Burris' lawyer, Paul R. Rosen, was not so reticent. "William Burris was shocked at the underhanded conduct of the St. Charles Seminary in its conspiracy with his partner Main Line Health System as the events unfolded, and he remains so today," Rosen said.
When Burris learned in March 2013 that the archdiocese wanted to sell or lease the bulk of the seminary campus, he started working on a proposal for a mix of senior apartments, assisted-living units, and a facility, potentially in partnership with Main Line Health, where individuals could get short-term medical care after surgery or an illness.
Main Line Health executives appeared to be on board, but in August 2015 the health system decided to make the purchase without Burris.
"I've got to believe we can craft a much more attractive offer … and then get the land and sit on it until we decide what we want to do. We can't lose this one," Lydia Hammer, Main Line Health's senior vice president of marketing and business development, wrote in an email in September of that year.
In October 2015, Main Line's chief financial officer, Michael Buongiorno, sent Main Line board member Jim Buck an email – including Burris' slides and plans – on the proposal to buy seminary property for $26 million, $1 million more than Burris offered.

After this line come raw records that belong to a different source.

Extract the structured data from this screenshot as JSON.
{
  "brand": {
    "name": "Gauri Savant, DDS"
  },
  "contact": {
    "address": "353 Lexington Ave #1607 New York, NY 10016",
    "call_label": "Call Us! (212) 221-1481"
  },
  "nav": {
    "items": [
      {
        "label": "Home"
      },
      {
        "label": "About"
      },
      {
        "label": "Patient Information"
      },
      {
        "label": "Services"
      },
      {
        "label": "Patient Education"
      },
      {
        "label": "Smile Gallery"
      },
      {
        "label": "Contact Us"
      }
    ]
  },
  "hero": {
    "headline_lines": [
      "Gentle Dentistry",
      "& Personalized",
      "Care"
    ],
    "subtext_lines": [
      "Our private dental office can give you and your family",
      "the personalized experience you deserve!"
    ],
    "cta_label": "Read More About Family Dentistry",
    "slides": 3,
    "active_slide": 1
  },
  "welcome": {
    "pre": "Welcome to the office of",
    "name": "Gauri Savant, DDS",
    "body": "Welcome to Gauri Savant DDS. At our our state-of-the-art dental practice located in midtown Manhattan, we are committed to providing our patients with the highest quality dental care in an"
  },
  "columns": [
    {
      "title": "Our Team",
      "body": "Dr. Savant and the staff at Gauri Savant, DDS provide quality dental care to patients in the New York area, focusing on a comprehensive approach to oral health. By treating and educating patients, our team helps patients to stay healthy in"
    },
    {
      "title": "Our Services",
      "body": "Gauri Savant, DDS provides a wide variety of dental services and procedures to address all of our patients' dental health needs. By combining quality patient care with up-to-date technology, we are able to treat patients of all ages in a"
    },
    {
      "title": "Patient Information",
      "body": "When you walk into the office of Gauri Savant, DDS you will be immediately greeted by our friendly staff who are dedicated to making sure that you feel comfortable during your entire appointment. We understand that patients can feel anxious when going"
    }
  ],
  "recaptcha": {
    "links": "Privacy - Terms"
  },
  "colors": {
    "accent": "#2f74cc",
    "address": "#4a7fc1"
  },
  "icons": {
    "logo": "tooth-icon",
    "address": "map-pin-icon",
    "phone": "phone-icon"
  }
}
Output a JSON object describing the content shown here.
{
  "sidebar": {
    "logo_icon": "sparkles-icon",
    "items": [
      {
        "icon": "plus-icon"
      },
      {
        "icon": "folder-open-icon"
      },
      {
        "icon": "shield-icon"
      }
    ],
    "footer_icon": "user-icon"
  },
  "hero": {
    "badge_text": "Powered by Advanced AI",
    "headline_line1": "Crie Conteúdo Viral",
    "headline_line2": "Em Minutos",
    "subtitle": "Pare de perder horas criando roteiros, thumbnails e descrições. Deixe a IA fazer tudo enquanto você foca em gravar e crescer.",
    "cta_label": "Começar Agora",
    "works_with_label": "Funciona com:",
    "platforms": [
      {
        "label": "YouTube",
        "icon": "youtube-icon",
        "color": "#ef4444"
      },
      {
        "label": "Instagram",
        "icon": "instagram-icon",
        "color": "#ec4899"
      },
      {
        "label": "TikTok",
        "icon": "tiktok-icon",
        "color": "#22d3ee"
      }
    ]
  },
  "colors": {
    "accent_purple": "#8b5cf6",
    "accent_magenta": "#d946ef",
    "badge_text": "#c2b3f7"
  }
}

"Must say I'm not excited at the prospect (don't sense anyone is, really), but I understand the need to control our destiny, and guard our flank, by considering this seriously," Buck responded.
Main Line Health's offer eventually rose to $28.5 million for the lower 40 acres, with a $15 million option on the seminary's 29-acre upper campus, which is set back from the intersection of Lancaster and City Avenues, court records said.